The Great Plains Institute (GPI), a farming research non-profit group, found that of the 2,870 counties in the lower 48 U.S. states, only about one-third had recorded principal-use solar installations of 1 MW in late 2021. Of the counties with solar installations, a large majority (93.5%) had less than 0.5% of their total land used for solar development. Taylor County, Georgia, according to GPI, had the greatest portion of any county’s total acreage in solar development at 4% of the total county area.
Aggreko Energy Transition Solutions (ETS), a business unit of Scottish modular power equipment distributor Aggreko Ltd., announced it would become the capital partner to the Farmers Powering Communities (FPC) platform, a farmland community solar development collective. With preservation and non-profit groups Edelen Renewables, the American Farmland Trust and community solar aggregator Arcadia, the FPC platform is focused on building out 500 MW of community solar projects over the next decade sited on rural farmland.
Formed in September 2022, Aggreko ETS is focused on developing, owning, and operating clean energy infrastructure projects in North America through long-term investment and partnerships from within its parent company’s dealer network.
Farmers and rural stakeholders seeking more information or to enroll in the community solar agriculture program can click here.
“Expanding access to community solar, which offers a cost-efficient way for people to use solar energy, aligns with our mission to accelerate the energy transition through clean energy infrastructure that delivers reliable, economic energy,” said said Prashanth Prakash, chief commercial officer, Aggreko ETS. “Working together, we are confident of our success in bringing the economic and environmental benefits of community solar to small-town America.”
The 500 MW community solar portfolio represents a $1 billion investment opportunity to bring co-located clean energy generation to America’s crops and food growers, said Adam Edelen, chief executive officer, Edelen Renewables.
The farming community solar program will advance projects of 25 to 50 acres to provide green energy to the many residents who don’t have access to rooftop solar or a local clean energy source. These could be low- to middle-income residents who may not be able to afford solar, people who rent and don’t own their roof, or people whose homes are not situated to take advantage of the sun’s energy.
“Farmers are on the frontlines of climate change, experiencing extreme weather events that impact their crops, livestock and livelihoods,” said John Piotti, president and chief executive officer, American Farmland Trust. “We also know that farms can be part of the solution to the climate crisis. Farmland can draw carbon from the air to rebuild soil when farmed using climate-smart practices like cover crops and reduced tillage. We need to dramatically ramp up solar energy production while retaining our farms and ranches.”
The platform will adhere to AFT’s Smart Solar framework, which encompasses accelerating solar energy development, strengthening farm viability, and safeguarding land suited for farming and ranching.
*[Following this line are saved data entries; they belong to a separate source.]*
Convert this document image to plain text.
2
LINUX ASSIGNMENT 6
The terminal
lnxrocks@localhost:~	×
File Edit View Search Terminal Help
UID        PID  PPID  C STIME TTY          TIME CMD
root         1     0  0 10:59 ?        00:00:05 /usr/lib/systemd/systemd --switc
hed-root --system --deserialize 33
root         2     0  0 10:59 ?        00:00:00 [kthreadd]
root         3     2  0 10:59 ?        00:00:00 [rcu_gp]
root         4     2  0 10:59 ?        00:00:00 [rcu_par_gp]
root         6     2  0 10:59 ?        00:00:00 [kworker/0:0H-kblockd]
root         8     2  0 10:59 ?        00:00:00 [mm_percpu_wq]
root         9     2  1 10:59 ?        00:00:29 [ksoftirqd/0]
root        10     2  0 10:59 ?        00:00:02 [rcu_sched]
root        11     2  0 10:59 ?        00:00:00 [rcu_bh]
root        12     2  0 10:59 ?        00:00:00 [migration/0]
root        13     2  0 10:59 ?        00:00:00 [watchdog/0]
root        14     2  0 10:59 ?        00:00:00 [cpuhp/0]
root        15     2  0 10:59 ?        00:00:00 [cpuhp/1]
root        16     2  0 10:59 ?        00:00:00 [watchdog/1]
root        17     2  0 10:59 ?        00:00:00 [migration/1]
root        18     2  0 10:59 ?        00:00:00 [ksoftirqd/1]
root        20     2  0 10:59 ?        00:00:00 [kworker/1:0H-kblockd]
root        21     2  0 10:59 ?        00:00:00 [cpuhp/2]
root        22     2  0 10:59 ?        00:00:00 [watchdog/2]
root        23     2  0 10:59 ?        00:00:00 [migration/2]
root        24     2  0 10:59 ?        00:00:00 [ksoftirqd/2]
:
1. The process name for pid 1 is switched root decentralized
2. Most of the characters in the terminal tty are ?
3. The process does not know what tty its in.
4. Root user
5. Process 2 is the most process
The Smart Solar framework guides solar development where it has the least negative impact on land suited for farming, ensures that agricultural land where projects are sited can be farmed in the future, and promotes agrivoltaics, creating opportunities for both farming and solar energy on the same land.
A common misperception among rural communities is that solar development replaces farmland and deters from the production value of hundreds of acres of farmland. According to GPI’s studies, it’s worth noting that solar development has not conflicted with cultivated agriculture land use at a large enough scale to risk county-level economic agricultural bases. Even if high levels of solar are deployed in farming regions, the land use required is orders of magnitude smaller than land currently in cultivated agriculture.
The results of GPI showed that for no region does the average percentage of both existing and queued solar in a county surpass a 0.5% ratio of solar developed of the county’s total land.
The American Farmland Trust highlights the Grafton Solar project, the first agrivoltaics and shared land use solar project in Massachusetts, which began producing squash and reintroduced cattle onto its land in July 2022. Developed in cooperation between AES and Bluewave Energy, Grafton Solar is a 2 MW ground-mounted solar with 1.4 MW energy storage project situated on the Knowlton Farms, located just nine miles east of Worcester, Mass.
BlueWave developed ground-mounted panels on 19 of the farm’s 300 acres for dual-use solar. The panels are elevated to 10.5 feet with spaced rows, allowing farm machinery, livestock, crop and soil sciences to easily function within the array underneath. The project is owned by AES and serves as the research site trial for the U.S. Department of Energy Solar Energy Technology Office (SETO). The project also provides power to local community solar subscribers.
Grafton Solar started to generate revenue for the New England state’s SMART clean energy program in October 2022, and is expected to reach its full potential for agricultural production in 2025.